Sleep is the most common aspect of mental health which causes us to seek help from our GP. Problems here have a major knock on effect to our psychological health, immune system, perception of pain, digestion, concentration and feeling of general well-being.
The good news is that once we start to think about making our quality of sleep better the research suggests we can usually find at least some way of improving things.
Both quality and duration of sleep tend to increase.
What Can We Do to help address this?
How to Improve Our Sleep
Good sleep hygiene can improve our sleep quality
Caffeine
Stays in the system a long time as it is hard for the body to break down
Stimulates the Central Nervous System
Causes increased heart rate
Causes adrenaline production
Suppresses melatonin a hormone which helps us feel sleepy
Alcohol
Makes us fall asleep more easily but the quality of sleep is not as good
Interrupts sleep pattern in the second half of the night
Diuretic so need to get up to the toilet
Is a depressant and causes low mood which reduces sleep
Going cold turkey after a lot of alcohol causes withdrawal symptoms
Food
Difficult to sleep if hungry so light snack can help (not protein)
Rice/oats cause small melatonin production
Diary contain tryptophan which aid manufacture of melatonin in body
Refined Sugar
Makes us more active and less sleepy
Exercise
Better earlier in the day as increases adrenaline
Older adults found to sleep better with aerobic exercise
Physical fitness increases metabolism which results in better sleep
Reduces anxiety and improves mood causing better sleep
Light management
No IT equipment or TV in bedroom
No alarm with permanent light on bedside
Reduce blue light exposure
Stop interaction on social media etc at least an hour before sleep
Low lighting on run down to sleep
Blackout when wish to sleep (Blackout curtains in summer)
Environment
Comfortable bed
Noise stopped – or earplugs can help
Temperature – not too hot (17 degrees)
Good ventilation
Medication
Most common sleep medications are called hypnotics. Only helpful in short term (NICE guidelines say 2-4 weeks) as they are addictive also have rebound effects once come off them which can make sleep worse than it was to start with.
Psychological Approaches
Aim to challenge the underlying thoughts and feelings about sleep.
Cognitive Behavioural Therapy (CBT) has been found to be an effective part in treatment of insomnia.
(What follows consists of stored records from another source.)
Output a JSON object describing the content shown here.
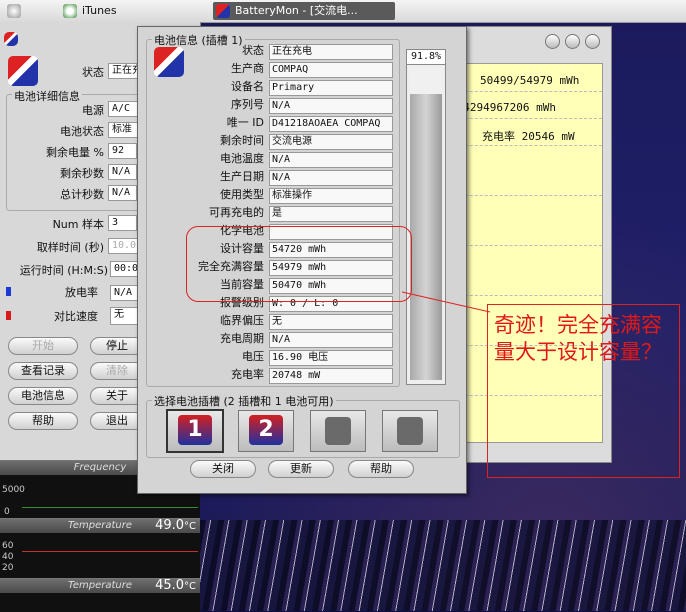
{
  "taskbar": {
    "items": [
      {
        "label": "",
        "icon": "apple-icon"
      },
      {
        "label": "iTunes",
        "icon": "itunes-icon"
      },
      {
        "label": "BatteryMon - [交流电...",
        "icon": "batterymon-icon"
      }
    ]
  },
  "bg_window": {
    "status_label": "状态",
    "status_value": "正在充",
    "group_title": "电池详细信息",
    "fields": [
      {
        "label": "电源",
        "value": "A/C"
      },
      {
        "label": "电池状态",
        "value": "标准"
      },
      {
        "label": "剩余电量 %",
        "value": "92"
      },
      {
        "label": "剩余秒数",
        "value": "N/A"
      },
      {
        "label": "总计秒数",
        "value": "N/A"
      }
    ],
    "num_samples_label": "Num 样本",
    "num_samples_value": "3",
    "sample_time_label": "取样时间 (秒)",
    "sample_time_value": "10.0",
    "runtime_label": "运行时间 (H:M:S)",
    "runtime_value": "00:00",
    "discharge_label": "放电率",
    "discharge_value": "N/A",
    "compare_label": "对比速度",
    "compare_value": "无",
    "buttons": [
      {
        "label": "开始",
        "enabled": false
      },
      {
        "label": "停止",
        "enabled": true
      },
      {
        "label": "查看记录",
        "enabled": true
      },
      {
        "label": "清除",
        "enabled": false
      },
      {
        "label": "电池信息",
        "enabled": true
      },
      {
        "label": "关于",
        "enabled": true
      },
      {
        "label": "帮助",
        "enabled": true
      },
      {
        "label": "退出",
        "enabled": true
      }
    ]
  },
  "monitors": [
    {
      "title": "Frequency",
      "value": "",
      "scale_top": "5000",
      "scale_bottom": "0"
    },
    {
      "title": "Temperature",
      "value": "49.0",
      "unit": "°C",
      "scales": [
        "60",
        "40",
        "20"
      ]
    },
    {
      "title": "Temperature",
      "value": "45.0",
      "unit": "°C"
    }
  ],
  "log_window": {
    "rows": [
      "50499/54979 mWh",
      "≠ 4294967206 mWh",
      "充电率 20546 mW"
    ]
  },
  "dialog": {
    "group_title": "电池信息 (插槽 1)",
    "fields": [
      {
        "label": "状态",
        "value": "正在充电"
      },
      {
        "label": "生产商",
        "value": "COMPAQ"
      },
      {
        "label": "设备名",
        "value": "Primary"
      },
      {
        "label": "序列号",
        "value": "N/A"
      },
      {
        "label": "唯一 ID",
        "value": "D41218AOAEA COMPAQ"
      },
      {
        "label": "剩余时间",
        "value": "交流电源"
      },
      {
        "label": "电池温度",
        "value": "N/A"
      },
      {
        "label": "生产日期",
        "value": "N/A"
      },
      {
        "label": "使用类型",
        "value": "标准操作"
      },
      {
        "label": "可再充电的",
        "value": "是"
      },
      {
        "label": "化学电池",
        "value": ""
      },
      {
        "label": "设计容量",
        "value": "54720 mWh"
      },
      {
        "label": "完全充满容量",
        "value": "54979 mWh"
      },
      {
        "label": "当前容量",
        "value": "50470 mWh"
      },
      {
        "label": "报警级别",
        "value": "W: 0 / L: 0"
      },
      {
        "label": "临界偏压",
        "value": "无"
      },
      {
        "label": "充电周期",
        "value": "N/A"
      },
      {
        "label": "电压",
        "value": "16.90 电压"
      },
      {
        "label": "充电率",
        "value": "20748 mW"
      }
    ],
    "gauge_percent_text": "91.8%",
    "gauge_fraction": 0.918,
    "slot_group_title": "选择电池插槽 (2 插槽和 1 电池可用)",
    "slots": [
      {
        "label": "1",
        "present": true,
        "selected": true
      },
      {
        "label": "2",
        "present": true,
        "selected": false
      },
      {
        "label": "",
        "present": false,
        "selected": false
      },
      {
        "label": "",
        "present": false,
        "selected": false
      }
    ],
    "buttons": [
      "关闭",
      "更新",
      "帮助"
    ]
  },
  "annotation": {
    "text": "奇迹！完全充满容量大于设计容量？",
    "color": "#e01818"
  }
}
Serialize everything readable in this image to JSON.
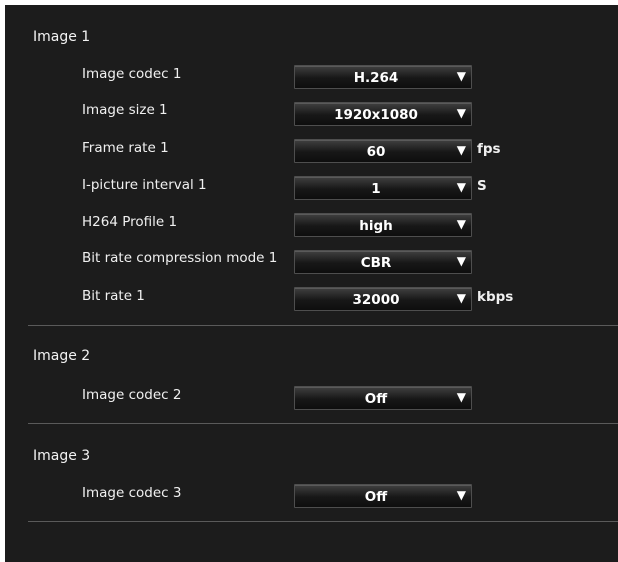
{
  "sections": [
    {
      "title": "Image 1",
      "rows": [
        {
          "label": "Image codec 1",
          "value": "H.264",
          "unit": ""
        },
        {
          "label": "Image size 1",
          "value": "1920x1080",
          "unit": ""
        },
        {
          "label": "Frame rate 1",
          "value": "60",
          "unit": "fps"
        },
        {
          "label": "I-picture interval 1",
          "value": "1",
          "unit": "S"
        },
        {
          "label": "H264 Profile 1",
          "value": "high",
          "unit": ""
        },
        {
          "label": "Bit rate compression mode 1",
          "value": "CBR",
          "unit": ""
        },
        {
          "label": "Bit rate 1",
          "value": "32000",
          "unit": "kbps"
        }
      ]
    },
    {
      "title": "Image 2",
      "rows": [
        {
          "label": "Image codec 2",
          "value": "Off",
          "unit": ""
        }
      ]
    },
    {
      "title": "Image 3",
      "rows": [
        {
          "label": "Image codec 3",
          "value": "Off",
          "unit": ""
        }
      ]
    }
  ],
  "icons": {
    "dropdown": "triangle-down-icon"
  },
  "colors": {
    "panel_bg": "#1c1c1c",
    "divider": "#5a5a5a",
    "text": "#f0f0f0"
  }
}
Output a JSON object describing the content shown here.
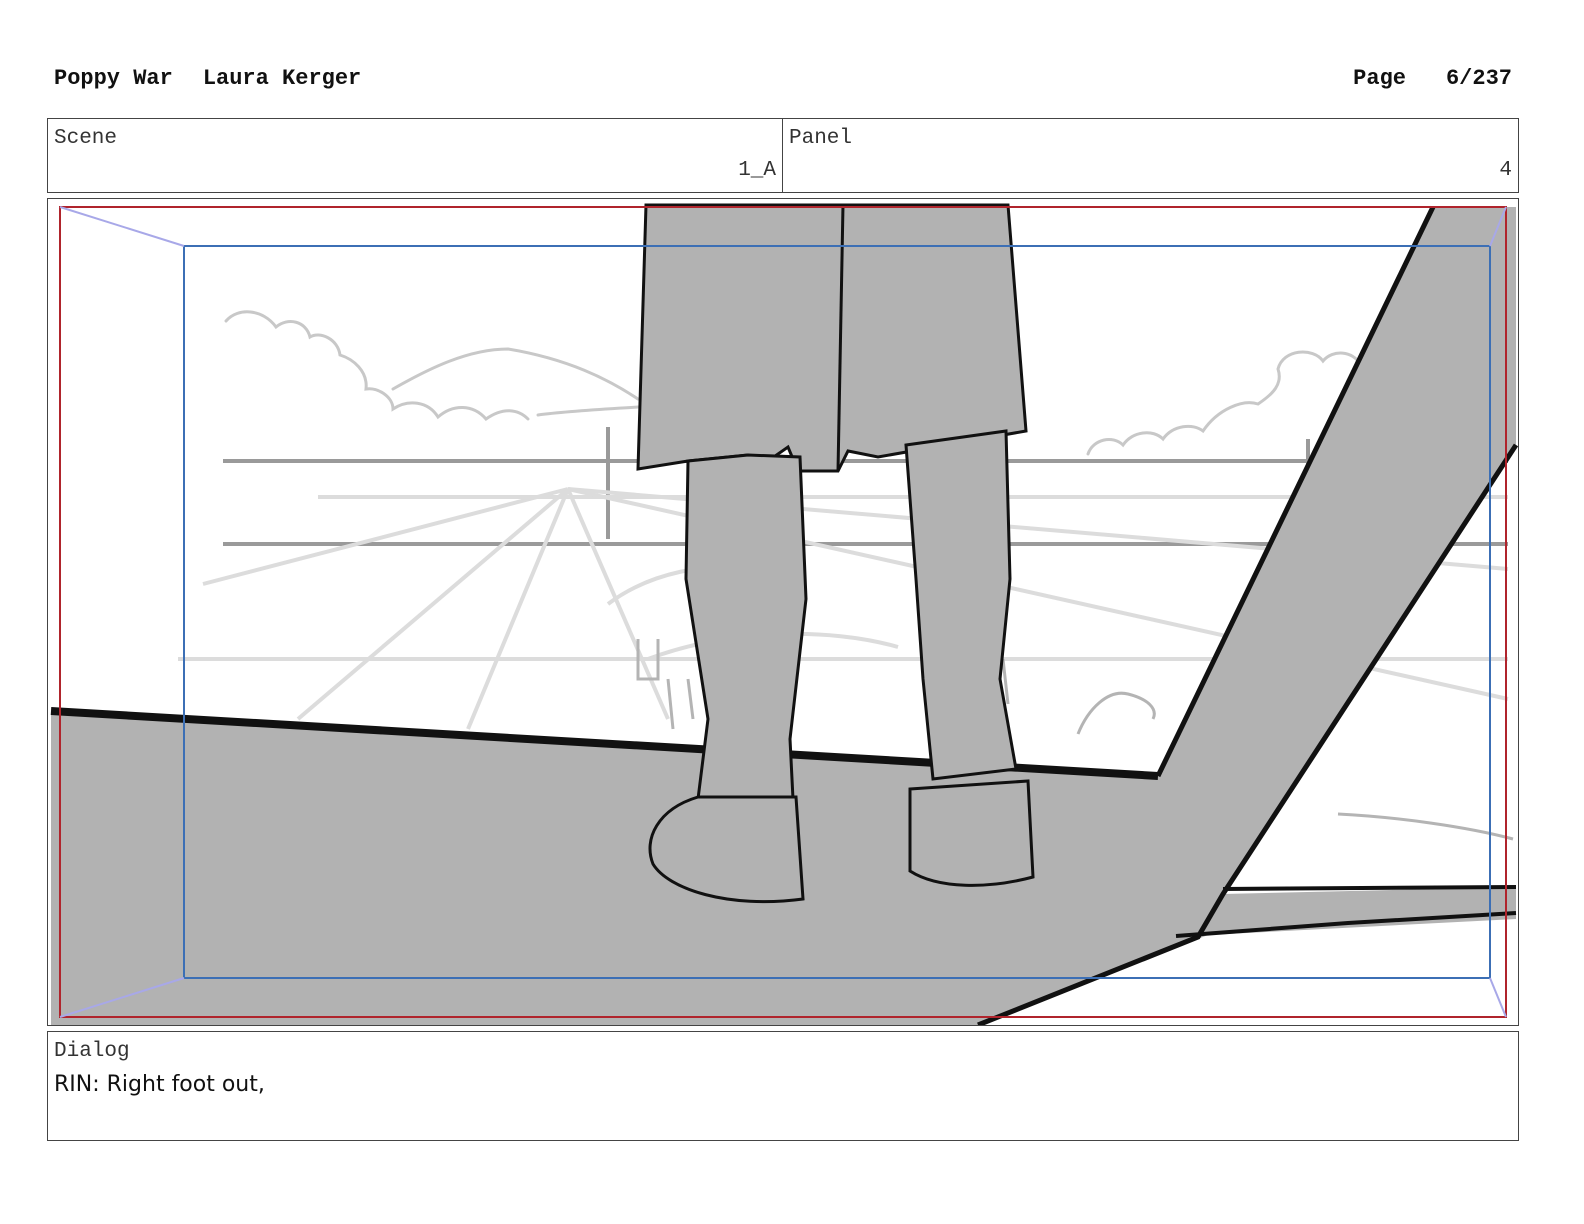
{
  "header": {
    "title": "Poppy War",
    "author": "Laura Kerger",
    "page_label": "Page",
    "page_number": "6/237"
  },
  "scene": {
    "label": "Scene",
    "value": "1_A"
  },
  "panel": {
    "label": "Panel",
    "value": "4"
  },
  "dialog": {
    "label": "Dialog",
    "text": "RIN: Right foot out,"
  },
  "colors": {
    "fill_gray": "#b2b2b2",
    "frame_red": "#b0242c",
    "safe_blue": "#3c6fb5",
    "sketch_gray": "#c8c8c8"
  }
}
Including this as treatment package as follows will maximise your chances of making a positive change;1. Sleep Hygiene (as above)2. Relaxation Training3. Adjusting sleep patterns4. Altering the thoughts and behaviour which hinder sleep
Relaxation
People with insomnia often find it difficult to relax naturally before they go to sleep
Useful to use1. Breathing – Finger breathing/breathing and visualisation2. Muscle tension3. 1 hour wind down
These all take practice before they are mastered and it may take a little while to start to feel it is a comfortable part of your routine.
Adjusting Sleep Patterns
Monitor sleep diary for 2 weeks to see what is actually happening
Review findings in light of sleep hygiene protocol
Altering the Thought and Behaviour Which Hinder Sleep
Make the bedroom the place to sleep not eat/work/watch TV. If you wake and don’t get back to sleep within a few minutes try a relaxation exercise. If still awake get up and do something relaxing like reading the paper in another room until feel sleepy then return to bed.